There were a number of studies that needed to be excluded from the migration process, either because they were studies that weren’t required or they would require specific processing. This was handled by the reconciliation node such that, if a study UID was identified (after reconciliation) that matched the exclusion list, it was sent to the Sin Bin. The image shows the Nexus network that was created to first read the data from the file system using multiple processing threads. This input node fed into the reconciliation node to fix up the DICOM information in the header. A database node was used after the reconciliation to keep a record of the data that had been found and whether it was to be sin-binned. The data was then filtered down the appropriate pipelines based on SOP class and transfer syntax to the appropriate DICOM port on the destination PACS.

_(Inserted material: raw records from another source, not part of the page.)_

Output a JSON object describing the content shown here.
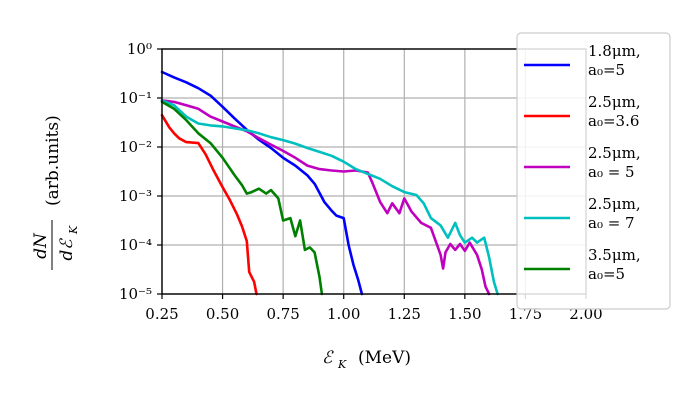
{
  "chart_data": {
    "type": "line",
    "title": "",
    "xlabel": "ℰ_K (MeV)",
    "ylabel": "dN/dℰ_K (arb.units)",
    "xlim": [
      0.25,
      2.0
    ],
    "ylim_log10": [
      -5,
      0
    ],
    "yscale": "log",
    "grid": true,
    "legend_position": "right",
    "x_ticks": [
      "0.25",
      "0.50",
      "0.75",
      "1.00",
      "1.25",
      "1.50",
      "1.75",
      "2.00"
    ],
    "y_ticks": [
      "10⁰",
      "10⁻¹",
      "10⁻²",
      "10⁻³",
      "10⁻⁴",
      "10⁻⁵"
    ],
    "series": [
      {
        "name": "1.8μm, a0=5",
        "color": "#0000ff",
        "x": [
          0.25,
          0.3,
          0.35,
          0.4,
          0.45,
          0.5,
          0.55,
          0.6,
          0.65,
          0.7,
          0.75,
          0.8,
          0.85,
          0.88,
          0.92,
          0.95,
          0.97,
          1.0,
          1.02,
          1.04,
          1.06,
          1.075
        ],
        "y": [
          -0.47,
          -0.58,
          -0.68,
          -0.8,
          -0.95,
          -1.18,
          -1.42,
          -1.65,
          -1.85,
          -2.02,
          -2.22,
          -2.38,
          -2.58,
          -2.75,
          -3.12,
          -3.3,
          -3.4,
          -3.45,
          -4.0,
          -4.4,
          -4.72,
          -5.0
        ]
      },
      {
        "name": "2.5μm, a0=3.6",
        "color": "#ff0000",
        "x": [
          0.25,
          0.28,
          0.3,
          0.32,
          0.35,
          0.4,
          0.43,
          0.46,
          0.5,
          0.53,
          0.56,
          0.58,
          0.6,
          0.61,
          0.63,
          0.64
        ],
        "y": [
          -1.35,
          -1.6,
          -1.72,
          -1.82,
          -1.9,
          -1.92,
          -2.15,
          -2.45,
          -2.82,
          -3.08,
          -3.38,
          -3.62,
          -3.92,
          -4.55,
          -4.75,
          -5.0
        ]
      },
      {
        "name": "2.5μm, a0 = 5",
        "color": "#bf00bf",
        "x": [
          0.25,
          0.3,
          0.35,
          0.4,
          0.45,
          0.5,
          0.55,
          0.6,
          0.65,
          0.7,
          0.75,
          0.8,
          0.85,
          0.9,
          0.95,
          1.0,
          1.05,
          1.1,
          1.12,
          1.15,
          1.18,
          1.2,
          1.23,
          1.25,
          1.28,
          1.32,
          1.36,
          1.4,
          1.41,
          1.42,
          1.44,
          1.46,
          1.48,
          1.5,
          1.52,
          1.55,
          1.57,
          1.585,
          1.6
        ],
        "y": [
          -1.05,
          -1.08,
          -1.15,
          -1.22,
          -1.38,
          -1.48,
          -1.58,
          -1.68,
          -1.82,
          -1.95,
          -2.08,
          -2.22,
          -2.38,
          -2.45,
          -2.48,
          -2.5,
          -2.48,
          -2.52,
          -2.75,
          -3.12,
          -3.35,
          -3.15,
          -3.35,
          -3.05,
          -3.32,
          -3.55,
          -3.65,
          -4.2,
          -4.48,
          -4.15,
          -3.98,
          -4.1,
          -3.98,
          -4.12,
          -3.95,
          -4.2,
          -4.5,
          -4.85,
          -5.0
        ]
      },
      {
        "name": "2.5μm, a0 = 7",
        "color": "#00bfbf",
        "x": [
          0.25,
          0.3,
          0.35,
          0.4,
          0.45,
          0.5,
          0.55,
          0.6,
          0.65,
          0.7,
          0.75,
          0.8,
          0.85,
          0.9,
          0.95,
          1.0,
          1.05,
          1.1,
          1.15,
          1.2,
          1.25,
          1.3,
          1.33,
          1.36,
          1.4,
          1.43,
          1.46,
          1.48,
          1.5,
          1.53,
          1.55,
          1.58,
          1.6,
          1.62,
          1.635
        ],
        "y": [
          -1.05,
          -1.15,
          -1.38,
          -1.52,
          -1.56,
          -1.58,
          -1.62,
          -1.66,
          -1.72,
          -1.8,
          -1.86,
          -1.93,
          -2.02,
          -2.1,
          -2.18,
          -2.3,
          -2.45,
          -2.55,
          -2.65,
          -2.8,
          -2.92,
          -2.98,
          -3.15,
          -3.45,
          -3.6,
          -3.85,
          -3.55,
          -3.8,
          -3.95,
          -3.85,
          -3.95,
          -3.85,
          -4.25,
          -4.75,
          -5.0
        ]
      },
      {
        "name": "3.5μm, a0=5",
        "color": "#008000",
        "x": [
          0.25,
          0.3,
          0.35,
          0.4,
          0.45,
          0.5,
          0.55,
          0.58,
          0.6,
          0.62,
          0.65,
          0.68,
          0.7,
          0.73,
          0.75,
          0.78,
          0.8,
          0.82,
          0.84,
          0.86,
          0.88,
          0.9,
          0.91
        ],
        "y": [
          -1.08,
          -1.22,
          -1.45,
          -1.72,
          -1.92,
          -2.22,
          -2.58,
          -2.78,
          -2.95,
          -2.92,
          -2.85,
          -2.95,
          -2.88,
          -3.05,
          -3.5,
          -3.45,
          -3.82,
          -3.5,
          -4.1,
          -4.05,
          -4.15,
          -4.65,
          -5.0
        ]
      }
    ]
  },
  "labels": {
    "ylabel_num": "dN",
    "ylabel_den": "dℰ",
    "ylabel_sub": "K",
    "ylabel_unit": "(arb.units)",
    "xlabel_main": "ℰ",
    "xlabel_sub": "K",
    "xlabel_unit": "(MeV)"
  },
  "legend": [
    {
      "line1": "1.8μm,",
      "line2": "a₀=5"
    },
    {
      "line1": "2.5μm,",
      "line2": "a₀=3.6"
    },
    {
      "line1": "2.5μm,",
      "line2": "a₀ = 5"
    },
    {
      "line1": "2.5μm,",
      "line2": "a₀ = 7"
    },
    {
      "line1": "3.5μm,",
      "line2": "a₀=5"
    }
  ]
}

There were a number of test runs where this pipe line was simulated by sending the data to a terminator node with and without reconciliation to get a handle on the maximum speed at which the data could first be read from the file system and then be reconciled with the database. This benchmarking process allowed the department to assess the storage capabilities of the destination PACS once the destination nodes were configured to send to the new system. Once the first trial runs of the migration were done to iron out the configuration on the destination side, some interesting effects were seen. Due to the way in which the current PACS stored studies, in which studies were “striped” across folders and due to the way the data was read by the processing threads, long delays could be seen between images in a study arriving at the destination. The destination PACS implemented a process which after a period of time, or amount of data, moved images to a slower long term archive. The result of these facts was that once delayed images were sent, then the speed at which the data could be moved started to decrease because of having to write to the slower storage. After discussion, Pukka-j were able to create a new mode of operation for reading the data from the file system, by reading the data as a stripe rather than a whole folder at time, thus minimising the time between images in a study.

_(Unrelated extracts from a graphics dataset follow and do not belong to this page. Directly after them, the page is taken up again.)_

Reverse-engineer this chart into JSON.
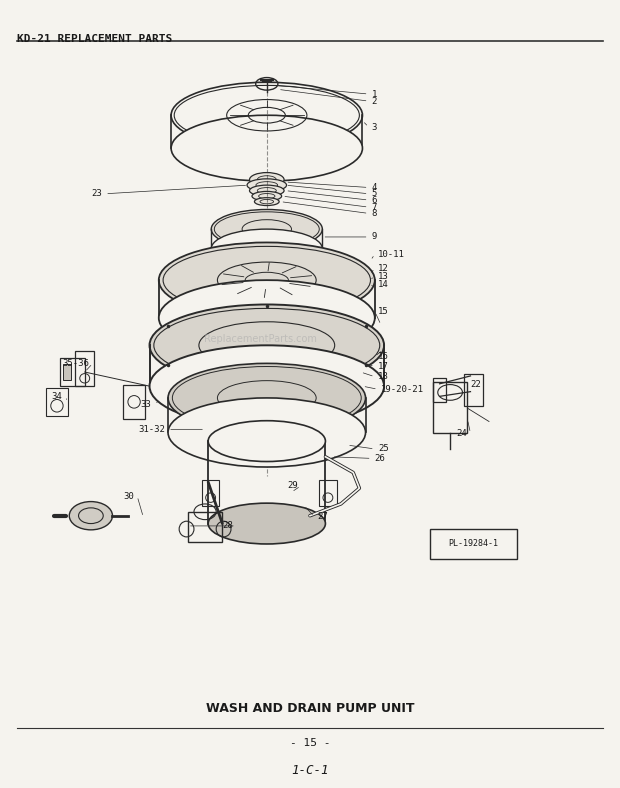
{
  "title_text": "KD-21 REPLACEMENT PARTS",
  "caption": "WASH AND DRAIN PUMP UNIT",
  "page_number": "- 15 -",
  "footer_code": "1-C-1",
  "plate_label": "PL-19284-1",
  "bg_color": "#f5f3ee",
  "text_color": "#1a1a1a",
  "line_color": "#333333",
  "diagram_color": "#2a2a2a",
  "figsize": [
    6.2,
    7.88
  ],
  "dpi": 100,
  "watermark": "ReplacementParts.com"
}
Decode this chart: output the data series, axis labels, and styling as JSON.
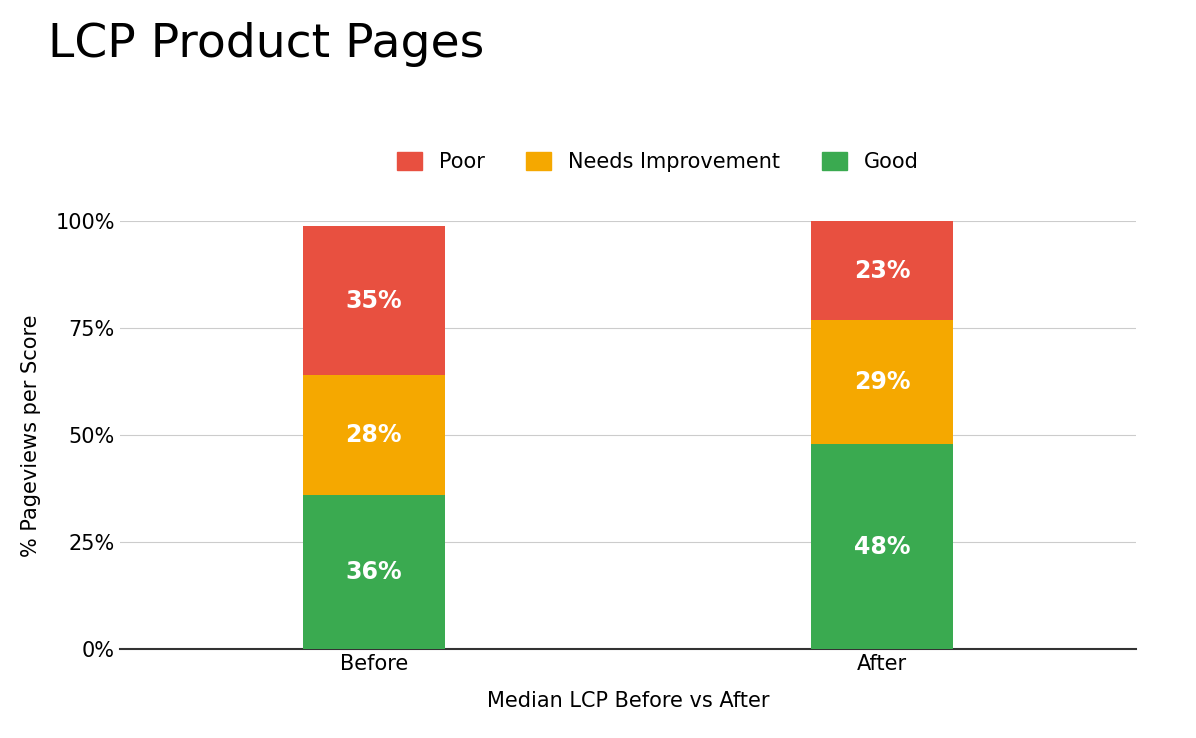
{
  "title": "LCP Product Pages",
  "xlabel": "Median LCP Before vs After",
  "ylabel": "% Pageviews per Score",
  "categories": [
    "Before",
    "After"
  ],
  "good": [
    36,
    48
  ],
  "needs": [
    28,
    29
  ],
  "poor": [
    35,
    23
  ],
  "color_good": "#3aaa50",
  "color_needs": "#f5a800",
  "color_poor": "#e85040",
  "yticks": [
    0,
    25,
    50,
    75,
    100
  ],
  "ytick_labels": [
    "0%",
    "25%",
    "50%",
    "75%",
    "100%"
  ],
  "bar_width": 0.28,
  "label_color": "#ffffff",
  "label_fontsize": 17,
  "title_fontsize": 34,
  "axis_label_fontsize": 15,
  "tick_fontsize": 15,
  "legend_fontsize": 15
}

Some analysis of the test runs was performed to verify the performance of the reconciliation and the routing of the data to the required ports on the PACS and after a few configuration tweaks, the migration configuration was able to be deployed across four virtual servers, each running a version of Nexus. The 11 file locations were split so each had it’s own pipe line as shown in the diagram. This allowed the processing to be done in parallel across multiple resources. When the configuration was deployed, the migration was started in earnest and ran non-stop for around 3 weeks in which time it maintained around 300,000 images per hour into the destination PACS. The whole process was able to be monitored by the department, who simply referred to Pukka-j in the event that there were any questions over any entry in the logging files.
Following the migration, some of the excluded files that were not sent because they required some further processing could be dealt with. These were files that in the database had transformations recorded against them such as “rotate clockwise 90 degrees”. These were handled by a new node produced by Pukka-j to allow the department to load a list of SOP Instance UIDs and the required transformation. The data was then sent via a DICOM CMOVE through a Nexus pipeline and as they passed through the transformation node, the pixel data was modified accordingly. The network below shows the image transformation pipeline used.
Sander ten Hoeve (Functioneel Applicatiebeheerder sr) at ZGT, who managed the Nexus services throughout the migration told us:
“We decided to contact Pukka-J because of the previous successful migration and over the years we experienced that Pukka-J is able to develop software based on the needs of a client. The software is flexible, highly configurable and intuitive in use. Furthermore we have direct contact with the developer and any issues or wishes is solved and delivered very quickly.”